When the Cold War thawed, many of Switzerland's underground military bunkers underwent a radical transformation.
Some are now owned privately and serve as high-security data storage centres for banks or other financial organisations or as vaults or even hotels.
Neighbours – everybody needs good ones – but the receding threat of invasion has left Switzerland with a problem: what to do with all their underground bunkers? Most are no longer secret, and the few that are still supposed to be can be located within a few mouse clicks.
The coordinates of the "K20 central compound", a SFr259 million ($235 million) bunker of all bunkers - used as a command centre during times of war by the Swiss government - has been published several times in Swiss and foreign media.
Swiss military justice is usually swift to act when journalists reveal the locations of the country's underground hideaways.
In 2003 a reporter for the Weltwoche weekly magazine was taken to court after he mentioned the approximate site of a secret bunker belonging to the Bern cantonal government. He was acquitted but had to pay a SFr400 fine.
In 2005 a Basler Zeitung newspaper reporter was fined SFr700 for disclosing the whereabouts of a local government's bunker.
"What's visible from the outside can be photographed and discussed; what isn't, can't," said Hansruedi Moser, head of information at the federal chancellery.
But not everyone keeps to these guidelines. It is known for example that the control centre of the World Economic Forum is situated deep in the Davos mountainside, in eastern Switzerland.
The private sector has since discovered that these "demobbed" bunkers can be a good investment.
Banks, insurance companies and security firms are increasingly making use of former army bunkers to store customer details, business secrets, archives and valuables.
For example Siag, "the leading Swiss solutions provider of secure management for digital information", has two high-security data centres in the Swiss Alps.
"We rent the bunker long-term from the government or enter into joint ownership," Christoph Oschwald from Siag told swissinfo.
The firm Swiss Data Safe (SDS) offers its customers "protection in prehistoric rocks" in a former government bunker in the bowels of the central Swiss canton of Uri.
SDS provides security systems and protection against physical and cyber attacks, natural disasters, political turmoil and terrorist attacks. It safeguards data, files, archives and cultural artefacts.
How does one get access to a former government bunker? SDS managing director Dolf Wipfli doesn't beat about the bush: "We bought it."

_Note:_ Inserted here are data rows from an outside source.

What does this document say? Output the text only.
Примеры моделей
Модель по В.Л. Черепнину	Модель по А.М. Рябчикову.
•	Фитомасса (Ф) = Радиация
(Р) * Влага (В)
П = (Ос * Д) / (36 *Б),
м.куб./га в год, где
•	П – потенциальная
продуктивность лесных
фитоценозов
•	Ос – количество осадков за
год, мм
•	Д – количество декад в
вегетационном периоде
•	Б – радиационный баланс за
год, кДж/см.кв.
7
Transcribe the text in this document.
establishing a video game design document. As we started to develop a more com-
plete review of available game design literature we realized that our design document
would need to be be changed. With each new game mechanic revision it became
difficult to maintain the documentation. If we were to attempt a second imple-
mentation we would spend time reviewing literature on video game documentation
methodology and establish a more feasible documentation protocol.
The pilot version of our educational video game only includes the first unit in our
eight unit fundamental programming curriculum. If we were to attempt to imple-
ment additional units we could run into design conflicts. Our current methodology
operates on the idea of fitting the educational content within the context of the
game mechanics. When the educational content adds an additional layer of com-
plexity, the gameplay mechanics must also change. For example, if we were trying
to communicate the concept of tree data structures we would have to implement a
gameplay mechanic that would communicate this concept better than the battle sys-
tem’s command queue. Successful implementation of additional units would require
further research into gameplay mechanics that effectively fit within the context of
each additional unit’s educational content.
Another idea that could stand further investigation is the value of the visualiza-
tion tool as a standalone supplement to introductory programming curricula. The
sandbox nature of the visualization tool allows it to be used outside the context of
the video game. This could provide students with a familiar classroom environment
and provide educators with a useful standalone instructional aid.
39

Do the authorities keep an especially close eye on firms that run bunkers? "As a private company, we comply with the existing laws. Beyond that, there are no additional controls," Wipfli said.
Oasis of calm
Bunkers also have their other uses. La Claustra is a four-star hotel in the Gotthard mountain range. Nothing unusual about that, you might think, except that La Claustra is a converted artillery stronghold.
Jean Odermatt, an artist and sociologist, had the idea years ago of creating a cloister-like hotel in a mountain that offered conference halls, comfortable rooms and upmarket cuisine – all 2,500 metres above sea level.
A key part of Switzerland's Second World War defence strategy has given rise to a place of relaxation, reflection and realisation.
"Our guests include people who want to wander around the Gotthard range, but also businesspeople who want to give their colleagues courses in a special environment or come up with new strategies inside a mountain," said hotel manager Jenny Hutter.
swissinfo, based on an article in German by Erwin Dettling
Before and during the Second World War, Switzerland's main goal was to preserve its independence and to stay out of the fighting.
To face the threat of invasion Switzerland increased the training of recruits and built defence works. Reserves were called up to guard the border with Germany.
The population were told to stockpile food and given instructions about how to prepare for air raids. Every available piece of land was dug up for planting crops to ensure food supplies.
In summer 1940 German military staff started drawing up invasion plans for Switzerland known as operation Tannenbaum.
The Nazis aimed to destroy the Swiss army and invade the central part of Switzerland, which was important for strategic and economic reasons. The plan was never carried out.
The first important bunker was built in Switzerland in 1886, not long after the opening of the Gotthard railway.
In 1937 a growing threat of war created the need for more fortifications. General Henri Guisan oversaw the construction of central fortified defence structures in the Swiss Alps, the so-called Réduit.
By the end of the war in 1945 the Swiss government had spent an estimated SFr8 billion by today's prices on bunkers.
As a result of various army reforms, since 1995 most strongholds and bunkers have been vacated and their secrecy has been lifted. But a few are still active.